Almost 900 people tuned in to Facebook Live to watch the Lafayette County Supervisors’ meeting to hear community members’ arguments for and against relocating the Confederate monument in front of the county courthouse.
The board, which consists of only white men, listened to both sides for an hour, and will vote on whether or not to move forward with relocation. At 3:30 p.m. on Monday, before the 5 p.m. meeting, over 100 protesters from the Take It Down Oxford group stood outside the chancery building to protest against the statue’s location.
Supervisor Mike Roberts opened the meeting with a prayer, and each side received 30 minutes to state their opinions and concerns. Donald Cole, a former assistant provost and assistant to the chancellor for multicultural affairs at Ole Miss, was one of the first to speak. In 1970, Cole was one of the eight Black students arrested at a Black Student Union protest against racism at the university.
“That statue is the most divisive, racial element in Lafayette County,” he said. “It represents no everlasting truth, and it was based on false prophecies. It does not represent my heritage or the heritage of anyone who looks like me, and we had no input on it.”

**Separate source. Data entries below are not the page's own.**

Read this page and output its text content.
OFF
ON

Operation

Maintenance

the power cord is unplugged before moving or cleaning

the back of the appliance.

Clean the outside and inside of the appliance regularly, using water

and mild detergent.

Starke Miller, who gives private Civil War tours around the Oxford and University community, gave a brief history of the Square’s statue during his time to speak. Miller said that relocating the statue equates to erasing history.
He added that the removal of Confederate monuments was only the beginning of a “disease” and asked that the board “please put a stop to the desecration of monuments.”
Johnny Morgan, who hosts political events for the Good Ole Boys and Gals group, defended the statue, citing that the Civil War was not fought for slavery, but over taxes on cotton. This, he said, proves that the statue is not racist.
However, a Declaration from the January 1861 Mississippi convention on whether to secede from the Union said, “Our position is thoroughly identified with the institution of slavery — the greatest material interest of the world.”
Arami Harris, an African American studies major at the university, teared up as she spoke to supervisors. She said that since she moved to Oxford eight years ago, Jim Crow-era beliefs still haunt the city and county. She said as a coach’s daughter, she said that she saw some of the same white people who cheered for Black athletes also hold beliefs that hurt the Black community.
“What this tells me is that Black lives are only valued when there are some type of talent on display,” she said. “You all have no idea what it is like for your skin color to double as not only armor but a threat.”
“It is time to do away with devise rhetoric that promotes inequality,” Harris said. “I want (the board of supervisors) to be at the forefront at that sort of change because we don’t have that sort of power.”
The board did not vote at the end of its meeting, which ended without disruption. The board’s next meeting is scheduled for July 6.